How Much Mold Exposure is Harmful?

Besides being unpleasant to look at, any amount of mold exposure is not safe for you and your pets. Mold itself is not dangerous but it releases toxic substances in form of spores that circulate in the air. When these spores encounter the skin or other parts of your body, this is referred to as mold exposure.

The degree of mold exposure is definite and is different in distinct individuals, depending on their sensitivity to allergens. Allergic people are more at risk of being harmed by mold exposure than those who are not allergic. However, non-allergic people can also become allergic due to prolonged mold exposure. This article examines the levels of mold exposure that may be harmful to your health.

Mold Exposure and Its Effects

Mold is a type of a fungus that grows in humid and warm environments. It mostly grows in areas that are deprived of proper sunlight and air circulation. Examples of these areas are along bathroom walls, kitchen floors and other places with moisture from leaking pipes. Mold reproduces by means of spores that are released into the air.

The spores can remain dormant if the favorable conditions do not exist in that particular area.
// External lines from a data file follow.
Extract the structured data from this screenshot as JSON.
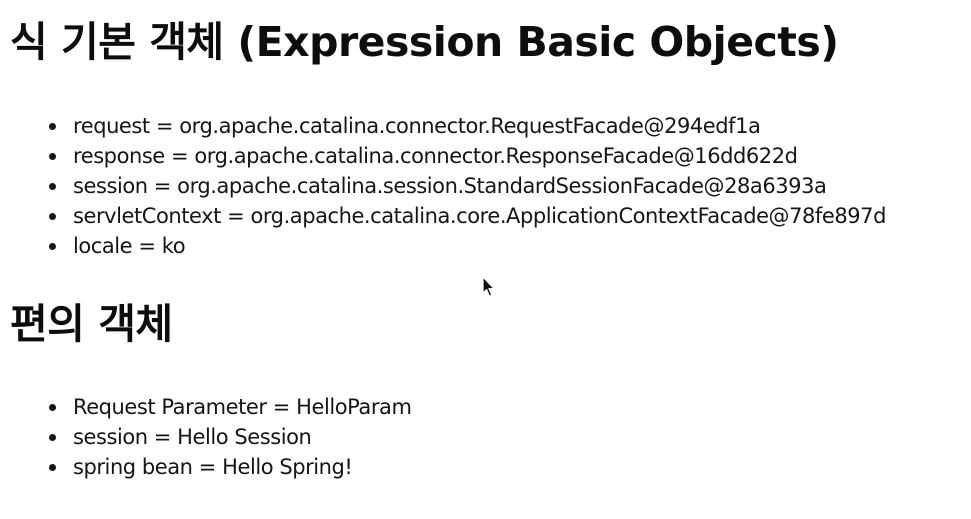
{
  "sections": [
    {
      "title": "식 기본 객체 (Expression Basic Objects)",
      "items": [
        "request = org.apache.catalina.connector.RequestFacade@294edf1a",
        "response = org.apache.catalina.connector.ResponseFacade@16dd622d",
        "session = org.apache.catalina.session.StandardSessionFacade@28a6393a",
        "servletContext = org.apache.catalina.core.ApplicationContextFacade@78fe897d",
        "locale = ko"
      ]
    },
    {
      "title": "편의 객체",
      "items": [
        "Request Parameter = HelloParam",
        "session = Hello Session",
        "spring bean = Hello Spring!"
      ]
    }
  ],
  "icons": {
    "cursor": "mouse-pointer-icon",
    "bullet": "bullet-icon"
  },
  "colors": {
    "background": "#ffffff",
    "text": "#111111"
  }
}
As a result, the mold also remains dormant and almost turns black, what is usually known as black mold. In this state, the spores are not actively growing. They return to their active growth when there are favorable conditions. In this dormant state, the mold and the spores are not harmful to your health. At this stage, the only problem with the mold is being unsightly and the damaging effects it causes on the structures on which it is attached. However, it is still important to get rid of it because when there are favorable conditions, the mold will negatively affect your health.

Different Levels of Mold Exposure

  • Mild exposure

In this level, the effects of mold exposure are not that serious. Mild exposure mainly occurs when non-allergic people are exposed to little amounts of mold. Individuals can be exposed when they are weeding their backyard, working in the kitchen gardens, or doing other activities that might cause exposure. Mold that causes mild exposure could be growing on wooden materials, walls, and other structures or even in moist areas below leaking taps. For sensitive individuals, mold exposure can cause stiffness in the nose, irritable eyes, sneezing, skin irritation, coughing and sometimes wheezing.

  • Severe Exposure

Severe exposure happens when an allergic or an individual sensitive to mold comes into constant contact with mold for a long period. In the year 2004, the Institute of Medicine (IOM) found enough evidence to link indoor mold exposure to respiratory problems within the upper tract system in people who are allergic and sensitive to mold. Such problems include coughing, wheezing, and other allergic reactions.

Healthy children were also found to develop shortness of breath and respiratory illnesses and asthma in susceptible people when exposed to damp indoor environments. However, there was no substantial evidence to link mold exposure with adverse effects such as acute idiopathic pulmonary hemorrhage among infants, memory loss, or lethargy.

Other studies have found a potential link of mold exposure to development of asthma in children who are more likely prone to genetic asthma. Studies also show that eliminating housing conditions can reduce asthma and respiratory allergies. Therefore, they recommend more in-depth studies done to substantiate these findings. Effects of mold exposure can go from mild to severe depending on one person to the other. It is severe in infants, children, and people who have a low immunity to diseases.

Mold growth can be overcome by improving air circulation in your house, using domestic chemicals like vinegar, alcohol and hydrogen peroxide, dehumidifying the house and repairing leaking pipes.

The danger of mold exposure differs from one person to the next. It depends on your immune system, because the lower the immunity, the more susceptible you are to mold exposure. People with low immunity to diseases tend to be allergic. They are thus more affected by mold exposure, compared to people who are not allergic. On the other hand, people that have a higher immunity to diseases tend to less allergic. As a result, they are least affected by mold exposure. However, this does not mean that healthy people do not get affected; they can even develop allergies that they did not have before. It is therefore advisable not to ignore mold presence in your home because this could make you sick.